La ceramica Raku rappresenta il principale mezzo d'espressione di Elena Sanjust perché, come spiega l'artista stessa, "la sua filosofia faceva già in qualche modo parte di me: la materia non viene dominata ma partecipa attivamente alla creazione, che avviene con un'azione continuamente in bilico tra meditazione e azione, anima e corpo".

La ceramica Raku nasce per mano di Chojiro, ceramista giapponese del XVI sec., ed è legata alla produzione di ciotole per la cerimonia del tè. Nella tradizione Raku la ciotola è sempre eseguita a mano; la semplicità delle forme e della decorazione è strettamente legata alla filosofia Zen.
Con la diffusione del Raku nel mondo occidentale la tecnica ha subito profonde trasformazioni.

Una volta modellato il pezzo viene sottoposto ad una prima cottura. Sul biscotto viene applicato il rivestimento ed il pezzo viene portato in temperatura affinché smalti o cristalline arrivino a fusione.
In seguito i manufatti vengono estratti ancora incandescenti e adagiati in recipienti contenenti materiale infiammabile e ricco di carbonio, che innesca un'immediata combustione. Il rivestimento del pezzo risente del forte sbalzo termico, e comincia a formare caratteristiche crepe sulla superficie (craquelé).

A questo punto si interviene chiudendo ermeticamente il recipiente, generando così all'interno un'atmosfera riducente: il fumo creatosi andrà a ricoprire il manufatto interagendo con gli elementi chimici del rivestimento e dell'impasto ceramico. E' proprio da questa interazione che scaturiscono gli effetti ed i lustri metallici tipici del Raku.

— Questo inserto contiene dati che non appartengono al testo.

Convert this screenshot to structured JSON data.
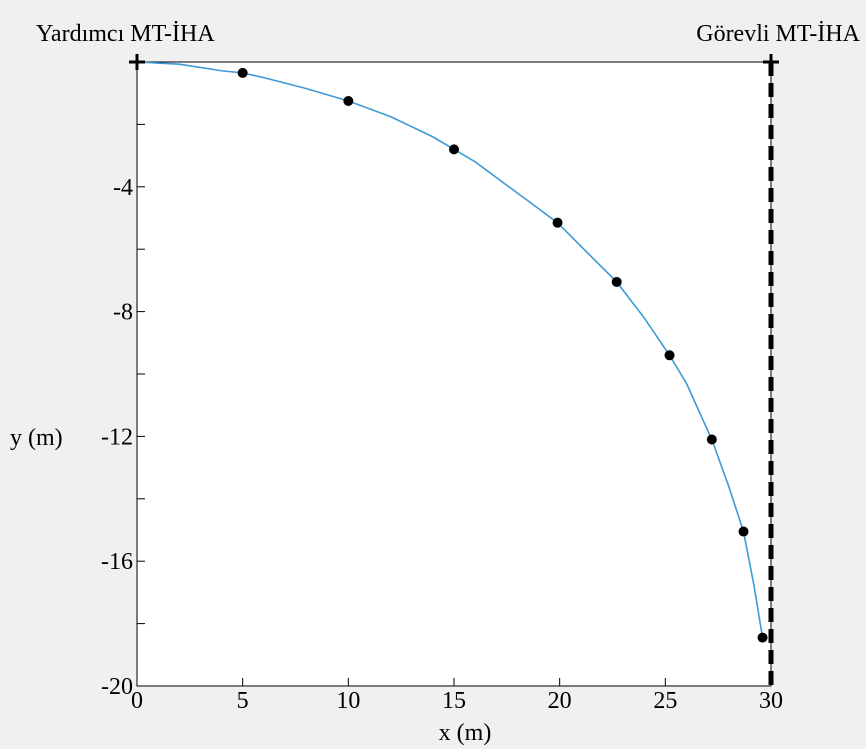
{
  "chart_data": {
    "type": "line",
    "title": "",
    "xlabel": "x (m)",
    "ylabel": "y (m)",
    "xlim": [
      0,
      30
    ],
    "ylim": [
      -20,
      0
    ],
    "xticks": [
      0,
      5,
      10,
      15,
      20,
      25,
      30
    ],
    "yticks": [
      -20,
      -16,
      -12,
      -8,
      -4
    ],
    "grid": false,
    "series": [
      {
        "kind": "curve",
        "color": "#3c9bd6",
        "x": [
          0,
          2,
          4,
          5,
          6,
          8,
          10,
          12,
          14,
          15,
          16,
          18,
          19.9,
          21,
          22.7,
          24,
          25.2,
          26,
          27.2,
          28,
          28.7,
          29.2,
          29.6
        ],
        "y": [
          0,
          -0.07,
          -0.28,
          -0.35,
          -0.5,
          -0.85,
          -1.25,
          -1.75,
          -2.4,
          -2.8,
          -3.2,
          -4.2,
          -5.15,
          -5.9,
          -7.05,
          -8.2,
          -9.4,
          -10.3,
          -12.1,
          -13.6,
          -15.05,
          -16.8,
          -18.45
        ]
      },
      {
        "kind": "markers",
        "color": "#000000",
        "x": [
          5,
          10,
          15,
          19.9,
          22.7,
          25.2,
          27.2,
          28.7,
          29.6
        ],
        "y": [
          -0.35,
          -1.25,
          -2.8,
          -5.15,
          -7.05,
          -9.4,
          -12.1,
          -15.05,
          -18.45
        ]
      }
    ],
    "annotations": [
      {
        "label": "Yardımcı MT-İHA",
        "x": 0,
        "y": 0,
        "marker": "plus"
      },
      {
        "label": "Görevli MT-İHA",
        "x": 30,
        "y": 0,
        "marker": "plus"
      }
    ],
    "reference_line": {
      "style": "dashed",
      "x": 30,
      "color": "#000000"
    }
  }
}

Il ceramista interviene di volta in volta modificando la composizione chimica dei rivestimenti, i tempi di cottura e di riduzione, il momento in cui il processo di riduzione viene interrotto con l'immersione in acqua fredda, ottenendo così risultati sempre nuovi.
La particolarità di questa tecnica consente ad ogni pezzo realizzato di essere unico nella forma e nei colori e quindi irripetibile.

"Giocare con i quattro elementi - Elena Sanjust, che in questo periodo sta esponendo le sue opere a Varzi - mi permette di fare uscire il mio mondo interiore in modo istintivo, ma senza tralasciare la ricerca sull'uso del colore e dei processi chimici coinvolti. In questo modo nascono una serie di pannelli ispirati alla mia terra d'origine, la Sardegna".

 
 Informazioni 
Origini

Dove: Al '16' di Piazza Fiera, 16 - Varzi (PV)
Quando: fino al 30 settembre 2004

Per informazioni:
Tel.: 0383/52334 oppure 333/8394455
 
 
Pavia, 09/09/2004 (2200)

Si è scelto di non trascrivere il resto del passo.